Figure 6 shows the practical application of self-powered implantable skin-like glucometer implanted in a mouse body for detecting blood glucose concentration without any external electricity power source [60,61,62]. The device is implanted into the mouse body by surgery process. After that, a constant force of 4 N controlled by a programming motor is applied on the device in the soft mouse abdomen (Fig. 6a). As the mouse is in anesthesia and cannot have movement, the motor is used to provide force to drive the device. The stepper motor keeps providing constant force (both the frequency and magnitude kept constant) on the device throughout the whole measurement. Thus, the applied strain of the device before and after glucose injection keeps the same. The response of the device is presented in Fig. 6b, c. It was shown that our devices are still able to respond sensitively to the changes in glucose concentration in the biological environment. Without the injection of glucose solution, the blood glucose concentration of mouse is 0.756 g L−1 (measured by a commercial blood glucometer), and the outputting piezoelectric voltage is around 0.16 V. After injecting 0.045 g L−1 glucose aqueous solution (5 mL) into the mouse abdomen, the outputting piezoelectric voltage decreases to 0.075 V. The commercial glucometer shows that the blood glucose concentration of mouse is 0.792 g L−1. These results can simply and roughly demonstrate that our device can work inside the mouse body and detect changes in blood glucose concentration.

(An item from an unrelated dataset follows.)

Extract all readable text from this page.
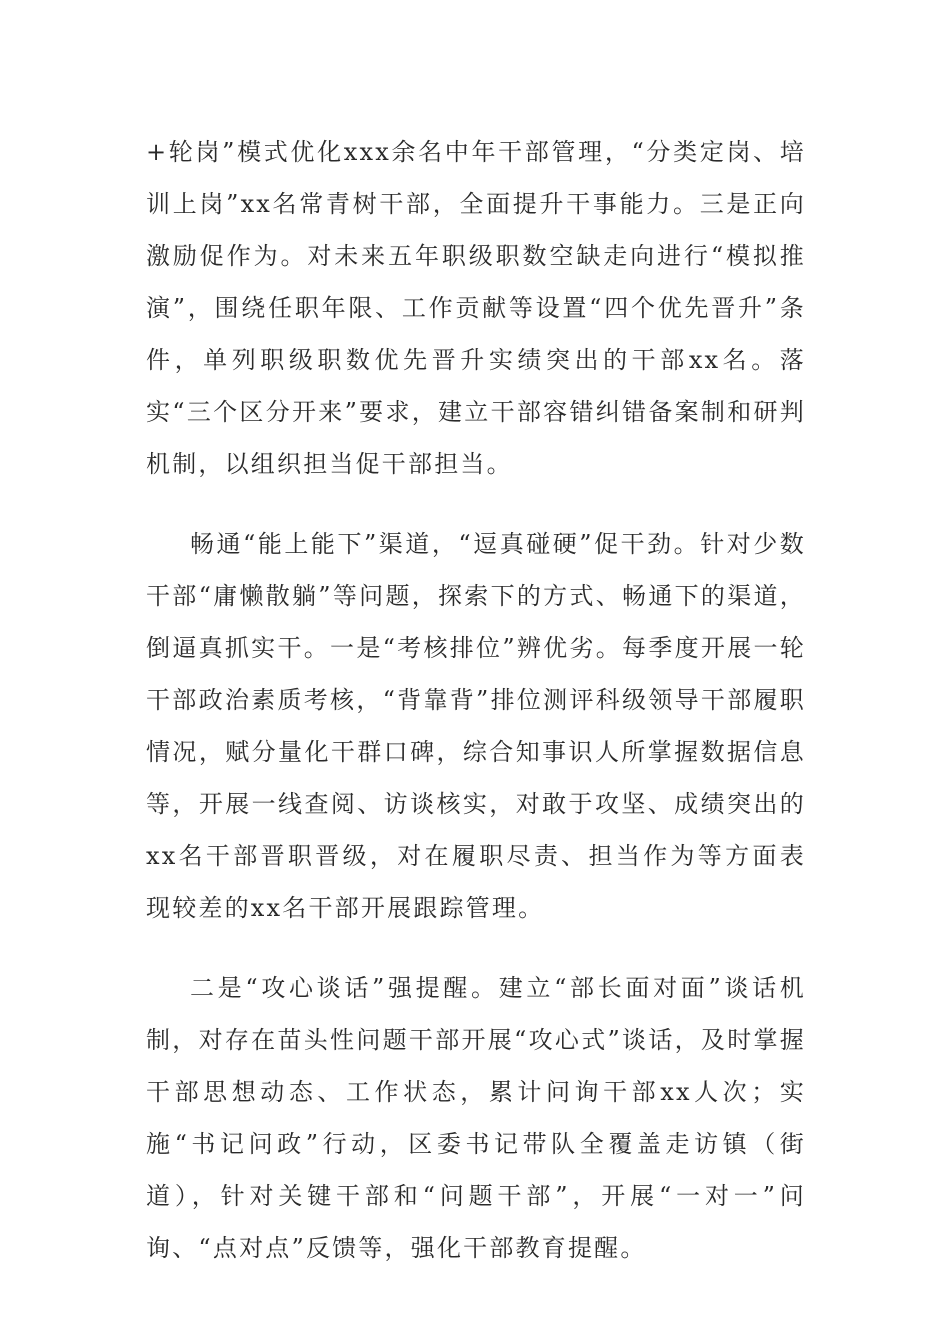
+轮岗”模式优化xxx余名中年干部管理，“分类定岗、培训上岗”xx名常青树干部，全面提升干事能力。三是正向激励促作为。对未来五年职级职数空缺走向进行“模拟推演”，围绕任职年限、工作贡献等设置“四个优先晋升”条件，单列职级职数优先晋升实绩突出的干部xx名。落实“三个区分开来”要求，建立干部容错纠错备案制和研判机制，以组织担当促干部担当。

畅通“能上能下”渠道，“逗真碰硬”促干劲。针对少数干部“庸懒散躺”等问题，探索下的方式、畅通下的渠道，倒逼真抓实干。一是“考核排位”辨优劣。每季度开展一轮干部政治素质考核，“背靠背”排位测评科级领导干部履职情况，赋分量化干群口碑，综合知事识人所掌握数据信息等，开展一线查阅、访谈核实，对敢于攻坚、成绩突出的xx名干部晋职晋级，对在履职尽责、担当作为等方面表现较差的xx名干部开展跟踪管理。

二是“攻心谈话”强提醒。建立“部长面对面”谈话机制，对存在苗头性问题干部开展“攻心式”谈话，及时掌握干部思想动态、工作状态，累计问询干部xx人次；实施“书记问政”行动，区委书记带队全覆盖走访镇（街道），针对关键干部和“问题干部”，开展“一对一”问询、“点对点”反馈等，强化干部教育提醒。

Our device can harvest tiny mechanical energy of body movement, such as finger pressing or arm flexing. These motions can easily provide enough force (several tens of newton) for driving the device. It should be noted that the device needs to work during the moment of movement and cannot provide its own energy during sleep or rest. In our experiment, the piezoelectric voltage of the device inside the mouse body needs to be tested by external voltmeter. And the device needs to be driven by external applied deformation. Further work can be focused on integrating the signal processor, wireless signal emitter, and mechanical unit with the device, and the whole system can work independently inside the body.
It should also be pointed that the device is still invasive since a “surgery” process is conducted to implant this device into a mouse under the skin, which is against the future demand of noninvasive glucose monitoring. Thus, there are two development direction of the device in the future. One is that the device will detect body fluid outside the skin (tear, saliva, and so on) by improving performance. The working range of our device (0.024–0.119 g L−1) is below the concentration found in blood (0.36–5.4 g L−1). By considering the size of the device, its biocompatibility and problems with long-term usage of enzymatic sensors, we could probably fabricate a contact lenses glucose sensor (concentration in tears 0.018–0.108 g L−1) in the future study [17]. The other one is that the overall size of the sensor system will be integrated into the micro-nano-level, and it can be implanted into the human body through a simple method without surgery. It should also be noted that the Kapton film is relatively thick, and this Kapton film cannot be conformably implanted inside the body. The material system and the device structure have not reached the level for practical application. In the future work, we will print the device on much conformable substrates, such as PDMS.